Kami Marcussen showing Bull Run’s Holy Smokes at the Tryon International Equestrian Center. Photo by Sportfot

From there Evy and Marcussen moved up to the 1.30-meter classes. Then this spring, Vanderveen deemed Marcussen ready to contest her first Under-25 grand prix division at the Tryon International Equestrian Center (N.C.) in May, where they placed fifth in the $20,000 class at Tryon Summer 3.

Marcussen could care less about the ribbon—she’s too busy pinching herself that Vanderveen trusted her with Evy to make Marcussen’s grand prix debut.

“Oh my gosh, it’s insane, I still can’t process it really,” Marcussen said. “I’m like, ‘you’re amazing.’ That’s more or less what I tell Evy every day—‘you’re amazing and I’m not worthy.’

“But I think Evy is really enjoying getting to teach me.

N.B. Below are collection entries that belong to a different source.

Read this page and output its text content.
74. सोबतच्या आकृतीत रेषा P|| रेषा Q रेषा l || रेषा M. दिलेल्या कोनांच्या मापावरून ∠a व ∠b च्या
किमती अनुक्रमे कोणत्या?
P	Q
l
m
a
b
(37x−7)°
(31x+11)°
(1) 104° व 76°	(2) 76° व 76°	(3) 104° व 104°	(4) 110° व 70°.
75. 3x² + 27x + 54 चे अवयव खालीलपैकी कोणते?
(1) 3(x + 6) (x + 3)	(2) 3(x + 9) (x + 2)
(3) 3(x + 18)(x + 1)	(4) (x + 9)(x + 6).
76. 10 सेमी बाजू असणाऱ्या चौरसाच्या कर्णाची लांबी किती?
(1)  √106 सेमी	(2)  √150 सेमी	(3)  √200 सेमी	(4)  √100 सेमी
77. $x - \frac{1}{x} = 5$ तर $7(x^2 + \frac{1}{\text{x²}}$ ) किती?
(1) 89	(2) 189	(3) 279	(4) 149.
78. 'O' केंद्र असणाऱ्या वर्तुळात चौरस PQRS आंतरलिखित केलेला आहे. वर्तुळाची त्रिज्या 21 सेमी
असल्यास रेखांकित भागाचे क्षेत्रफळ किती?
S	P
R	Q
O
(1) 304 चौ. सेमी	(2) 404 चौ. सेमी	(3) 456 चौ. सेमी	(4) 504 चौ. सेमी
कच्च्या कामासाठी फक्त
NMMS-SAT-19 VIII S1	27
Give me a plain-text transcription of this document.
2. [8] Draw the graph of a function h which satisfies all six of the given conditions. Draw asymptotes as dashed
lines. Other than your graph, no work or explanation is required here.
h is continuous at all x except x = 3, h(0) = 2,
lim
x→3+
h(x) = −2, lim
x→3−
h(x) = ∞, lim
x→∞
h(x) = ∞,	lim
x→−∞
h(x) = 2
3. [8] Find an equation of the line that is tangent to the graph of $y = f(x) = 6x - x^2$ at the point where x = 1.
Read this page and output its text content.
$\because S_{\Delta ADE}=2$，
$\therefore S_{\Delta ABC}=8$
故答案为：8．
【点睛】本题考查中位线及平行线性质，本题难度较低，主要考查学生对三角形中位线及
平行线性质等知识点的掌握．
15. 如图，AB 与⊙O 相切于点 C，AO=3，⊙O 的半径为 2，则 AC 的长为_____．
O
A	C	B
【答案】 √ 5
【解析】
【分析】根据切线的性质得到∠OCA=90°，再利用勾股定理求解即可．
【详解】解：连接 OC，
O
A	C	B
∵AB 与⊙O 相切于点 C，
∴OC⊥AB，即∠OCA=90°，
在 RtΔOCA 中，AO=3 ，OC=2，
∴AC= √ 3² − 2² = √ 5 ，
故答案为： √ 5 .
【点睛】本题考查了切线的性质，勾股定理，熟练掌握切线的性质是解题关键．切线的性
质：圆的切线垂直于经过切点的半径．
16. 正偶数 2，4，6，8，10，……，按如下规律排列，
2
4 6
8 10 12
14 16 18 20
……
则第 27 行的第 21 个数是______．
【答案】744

I think she enjoys rubbing it in when I do it wrong,” Marcussen continued with a laugh. “Because she’ll look at Kristen and Kirsten looks at Evy and I’m like yeah guys, I know, I’m trying here!”

Evy won’t be in the show ring with Marcussen for too much longer—vets recently confirmed that Evy is in foal to Vanderveen’s grand prix stallion, Bull Run’s Faustino De Tili, so Marcussen is giving her back to Vanderveen to be a broodmare for the Bull Run program.

Marcussen won’t be horseless though—from the sales of her young jumper and older horse, Marcussen was able to put the funds together to buy an 8-year-old jumper Vanderveen found for her in Europe. They won’t be jumping in the grand prix classes just yet, but Marcussen hopes to bring the horse along to that level with Vanderveen’s help.

“As she’s improving she’s a great teammate for me to have, because I can only do so many horses,” Vanderveen said. “It’s just hard to find somebody who believes in your program, so with just how well she believes in the program it gives me a lot of trust in her to give her horses to ride. She’s still developing, she’s going in the right direction, and I’m happy to keep supporting her with my extra horses.”

Kami Marcussen is working hard to find a way to the grand prix ring. Photo by Ann Glavan

Marcussen is plenty aware of the pocketbooks of the riders she shows against and how much easier it would have been to move up the levels with those resources—Marcussen only has what she gets from selling the last horse to put into the next, and she’s also still paying for her first pony, “Sunny,” to live out his golden years retired in a field in Florida. But she’s able to see a brighter side to her situation.

“It’s encouraging and discouraging a little bit, because it’s like, ‘if only,’ but on the other hand you work so much harder for it that it feels that much better when it pays off,” Marcussen said. “It’s that much more special and you feel like you really earned it. It wasn’t just handed to you, so that’s a really nice feeling when it goes well.”